As for Hubble, if it were an artistic product then it would have been fixed
for free.    But I can enjoy it from an artistic point of view, that however
speaks nothing to its intent.    The Hubbell is a useful thing that is used
to explore the external world, art is the opposite and explores the inner
life of humanity and is a history of that life in its relationship to the
external.     All human activities intersect but here in the West we have
chosen to think in terms of professionalism for the purpose of greater
development of the area of expertise.     As  a Cherokee I don't think that
way but as an artist I can inhabit any era, ethnicity or style that I have
obtained a virtuosity in.   So I'm comfortable with and enjoy Western Art
and professionalism.   Western Professionalism does not define the Hubbell
as a work of art but as a scientific instrument that will eventually become
an artifact of the time and place that invented it.    That is a blurring of
the lines in history but should not concern us in the present any more than
paper is really gold.    The West has even invented a new academic area to
deal with the issue:  Semiotics.


> I'll leave it there on what you may think is a provocative note -- though
> I'm certainly not meaning to be provocative.
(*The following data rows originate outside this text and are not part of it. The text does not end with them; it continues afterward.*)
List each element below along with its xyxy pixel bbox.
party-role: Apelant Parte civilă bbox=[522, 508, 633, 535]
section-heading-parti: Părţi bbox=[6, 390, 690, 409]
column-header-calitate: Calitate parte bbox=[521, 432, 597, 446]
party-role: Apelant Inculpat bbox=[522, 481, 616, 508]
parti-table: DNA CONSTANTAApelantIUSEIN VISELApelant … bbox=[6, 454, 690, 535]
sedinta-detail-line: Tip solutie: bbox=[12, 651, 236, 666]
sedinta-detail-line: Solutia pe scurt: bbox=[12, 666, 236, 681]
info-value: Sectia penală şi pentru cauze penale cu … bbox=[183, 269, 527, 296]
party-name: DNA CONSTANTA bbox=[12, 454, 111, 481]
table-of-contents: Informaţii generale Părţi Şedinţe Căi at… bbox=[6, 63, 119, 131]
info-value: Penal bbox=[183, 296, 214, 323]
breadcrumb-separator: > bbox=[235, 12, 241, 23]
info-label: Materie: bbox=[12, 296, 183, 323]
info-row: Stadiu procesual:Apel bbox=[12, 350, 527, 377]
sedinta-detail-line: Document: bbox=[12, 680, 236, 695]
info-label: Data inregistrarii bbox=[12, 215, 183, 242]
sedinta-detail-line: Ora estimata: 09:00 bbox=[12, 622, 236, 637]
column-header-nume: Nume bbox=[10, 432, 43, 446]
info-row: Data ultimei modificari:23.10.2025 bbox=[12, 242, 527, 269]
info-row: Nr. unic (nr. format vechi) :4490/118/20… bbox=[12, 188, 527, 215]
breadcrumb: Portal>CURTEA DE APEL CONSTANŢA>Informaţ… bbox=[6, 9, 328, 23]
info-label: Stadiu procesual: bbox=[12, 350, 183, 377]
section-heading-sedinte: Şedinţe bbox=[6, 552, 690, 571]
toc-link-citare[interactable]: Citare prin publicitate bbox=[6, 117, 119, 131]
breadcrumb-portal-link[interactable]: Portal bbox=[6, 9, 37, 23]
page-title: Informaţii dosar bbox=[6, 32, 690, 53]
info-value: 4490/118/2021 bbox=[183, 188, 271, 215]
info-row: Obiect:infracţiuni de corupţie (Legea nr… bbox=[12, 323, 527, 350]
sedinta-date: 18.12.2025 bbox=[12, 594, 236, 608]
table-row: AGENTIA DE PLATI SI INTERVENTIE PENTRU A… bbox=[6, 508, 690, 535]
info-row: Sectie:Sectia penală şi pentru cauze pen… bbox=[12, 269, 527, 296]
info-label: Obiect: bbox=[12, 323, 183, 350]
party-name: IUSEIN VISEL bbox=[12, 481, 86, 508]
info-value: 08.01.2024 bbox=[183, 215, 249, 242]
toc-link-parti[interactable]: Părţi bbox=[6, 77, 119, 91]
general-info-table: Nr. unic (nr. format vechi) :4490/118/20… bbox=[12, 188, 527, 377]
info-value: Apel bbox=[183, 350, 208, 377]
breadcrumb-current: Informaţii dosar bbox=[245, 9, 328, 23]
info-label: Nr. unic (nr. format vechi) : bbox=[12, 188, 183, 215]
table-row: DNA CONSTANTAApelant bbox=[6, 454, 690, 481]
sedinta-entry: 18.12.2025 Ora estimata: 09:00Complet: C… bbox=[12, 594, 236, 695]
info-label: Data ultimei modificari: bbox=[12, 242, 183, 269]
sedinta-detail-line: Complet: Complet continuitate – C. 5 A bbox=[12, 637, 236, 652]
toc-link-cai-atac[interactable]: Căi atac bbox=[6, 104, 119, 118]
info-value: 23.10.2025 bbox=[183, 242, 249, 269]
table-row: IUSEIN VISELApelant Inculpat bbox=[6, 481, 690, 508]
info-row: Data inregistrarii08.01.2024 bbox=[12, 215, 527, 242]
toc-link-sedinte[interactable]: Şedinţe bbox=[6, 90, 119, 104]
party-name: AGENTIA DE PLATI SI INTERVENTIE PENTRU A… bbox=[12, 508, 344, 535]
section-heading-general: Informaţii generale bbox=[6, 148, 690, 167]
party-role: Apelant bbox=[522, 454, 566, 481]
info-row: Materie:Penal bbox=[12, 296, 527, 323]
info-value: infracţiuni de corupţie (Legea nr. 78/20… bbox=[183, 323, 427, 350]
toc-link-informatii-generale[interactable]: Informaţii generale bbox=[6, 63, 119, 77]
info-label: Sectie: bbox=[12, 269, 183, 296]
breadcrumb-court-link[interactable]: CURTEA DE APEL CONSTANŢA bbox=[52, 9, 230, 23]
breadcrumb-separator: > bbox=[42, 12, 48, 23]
And it is with no disrespect
> that I have not answered you as thoroughly as your message deserves.

It is always a pleasure to think with you Keith.   I never mistake passion
or brevity for a brush off.

Best to you and yours.

REH

P.S. if this is not posted to the list would you do so for me.  I'm fed up
with it and am reconsidering my subscription after doing all that work a
couple of days ago and it going nowhere.    Not blaming anyone, I'm sure
that it has to do with Road Runner/ Time Warner and the list's program.
A very good reason for a socialist bureau of standards answer to all of this
lost time in poor coordination, inept technical support and competitive
waste.    Something that Einstein mentioned would happen if we went with
this system and once again he was right.